Fagopyrum dibotrys extract alleviates hepatic steatosis and insulin resistance, and alters autophagy and gut microbiota diversity in mouse models of high-fat diet-induced non-alcoholic fatty liver disease

Dan Zhang; Yongfang Xu; Hang Chen; Da Wang; Zuotao Geng; Yuanli Chen; Yan Chen; Di Xiong; Rongna Yang; Xiaoting Liu; Yuke Zhang; Ping Xiang; Lanqing Ma; Jianjun Liu

doi:10.3389/fnut.2022.993501

Fagopyrum dibotrys extract alleviates hepatic steatosis and insulin resistance, and alters autophagy and gut microbiota diversity in mouse models of high-fat diet-induced non-alcoholic fatty liver disease

Front Nutr. 2022 Nov 14:9:993501. doi: 10.3389/fnut.2022.993501. eCollection 2022.

Authors

Dan Zhang^{1

2}, Yongfang Xu³, Hang Chen^{1

2}, Da Wang², Zuotao Geng⁴, Yuanli Chen⁵, Yan Chen¹, Di Xiong¹, Rongna Yang², Xiaoting Liu², Yuke Zhang², Ping Xiang⁶, Lanqing Ma², Jianjun Liu¹

Affiliations

¹ Yunnan Key Laboratory of Stem Cell and Regenerative Medicine, Institute of Biomedical Engineering, Kunming Medical University, Kunming, China.
² The First Affiliated Hospital, Yunnan Institute of Digestive Disease, Yunnan Clinical Research Center for Digestive Diseases, Kunming Medical University, Kunming, China.
³ The First People's Hospital of Yunnan Province, Kunming, China.
⁴ Lijiang Women and Children's Hospital, Lijiang Maternity and Child Health Hospital, Lijiang, China.
⁵ Faculty of Basic Medicine, Kunming Medical University, Kunming, China.
⁶ School of Ecology and Environment, Institute of Environmental Remediation and Human Health, Southwest Forestry University, Kunming, China.

Abstract

Non-alcoholic fatty liver disease (NAFLD) is a major global health concern with increasing prevalence, with a lack of currently available effective treatment options; thus, the investigation of novel therapeutic approaches is necessary.
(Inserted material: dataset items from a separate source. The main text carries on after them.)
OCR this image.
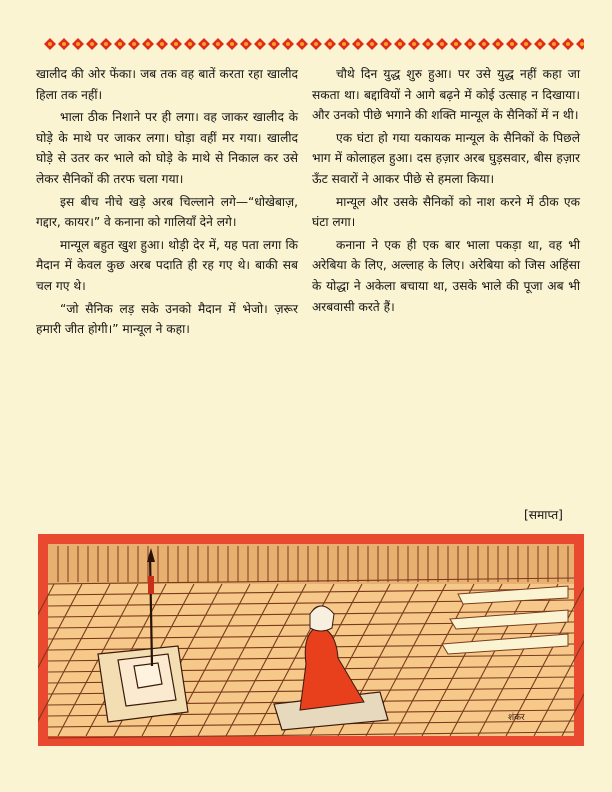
खालीद की ओर फेंका। जब तक वह बातें करता रहा खालीद हिला तक नहीं।

भाला ठीक निशाने पर ही लगा। वह जाकर खालीद के घोड़े के माथे पर जाकर लगा। घोड़ा वहीं मर गया। खालीद घोड़े से उतर कर भाले को घोड़े के माथे से निकाल कर उसे लेकर सैनिकों की तरफ चला गया।

इस बीच नीचे खड़े अरब चिल्लाने लगे—“धोखेबाज़, गद्दार, कायर।” वे कनाना को गालियाँ देने लगे।

मान्यूल बहुत खुश हुआ। थोड़ी देर में, यह पता लगा कि मैदान में केवल कुछ अरब पदाति ही रह गए थे। बाकी सब चल गए थे।

“जो सैनिक लड़ सके उनको मैदान में भेजो। ज़रूर हमारी जीत होगी।” मान्यूल ने कहा।

चौथे दिन युद्ध शुरु हुआ। पर उसे युद्ध नहीं कहा जा सकता था। बद्दावियों ने आगे बढ़ने में कोई उत्साह न दिखाया। और उनको पीछे भगाने की शक्ति मान्यूल के सैनिकों में न थी।

एक घंटा हो गया यकायक मान्यूल के सैनिकों के पिछले भाग में कोलाहल हुआ। दस हज़ार अरब घुड़सवार, बीस हज़ार ऊँट सवारों ने आकर पीछे से हमला किया।

मान्यूल और उसके सैनिकों को नाश करने में ठीक एक घंटा लगा।

कनाना ने एक ही एक बार भाला पकड़ा था, वह भी अरेबिया के लिए, अल्लाह के लिए। अरेबिया को जिस अहिंसा के योद्धा ने अकेला बचाया था, उसके भाले की पूजा अब भी अरबवासी करते हैं।

[समाप्त]
शंकर
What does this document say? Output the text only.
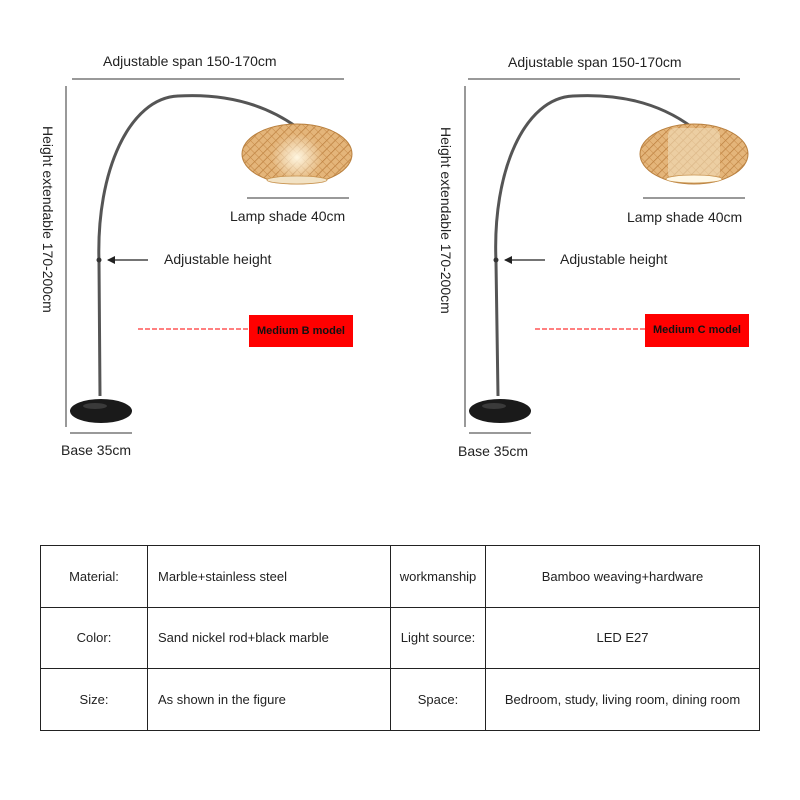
Adjustable span 150-170cm
Height extendable 170-200cm	Lamp shade 40cm
Adjustable height
Medium B model
Base 35cm
Adjustable span 150-170cm
Height extendable 170-200cm	Lamp shade 40cm
Adjustable height
Medium C model
Base 35cm
Material:	Marble+stainless steel	workmanship	Bamboo weaving+hardware
Color:	Sand nickel rod+black marble	Light source:	LED E27
Size:	As shown in the figure	Space:	Bedroom, study, living room, dining room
The study aimed to investigate the outcomes and mechanisms of action of Fagopyrum dibotrys extract (FDE) in a high-fat diet (HFD)-induced mouse model of obesity. The findings showed that FDE supplementation attenuated glucose tolerance, insulin resistance (IR), hepatic steatosis, and abnormal lipid metabolism. In addition, FDE also promoted autophagic activity and inhibited the phosphorylation of transcription factor EB in HFD-fed mice. Furthermore, gut microbiota characterization via 16S rRNA sequencing revealed that the supplementation of FDE increased Bacteroidetes and Verrucomicrobia populations while decreased Firmicutes, thus modifying the gut microbiome. FDE also increased the relative abundance of Akkermansia. Our findings suggest that FDE may protect against HFD-induced NAFLD by activating autophagy and alleviating dysbiosis in the gut microbiome. FDE may be beneficial as a nutraceutical treatment for NAFLD.

Keywords: Fagopyrum dibotrys extract; autophagy; gut microbiota; insulin resistance; non-alcoholic fatty liver disease (NAFLD).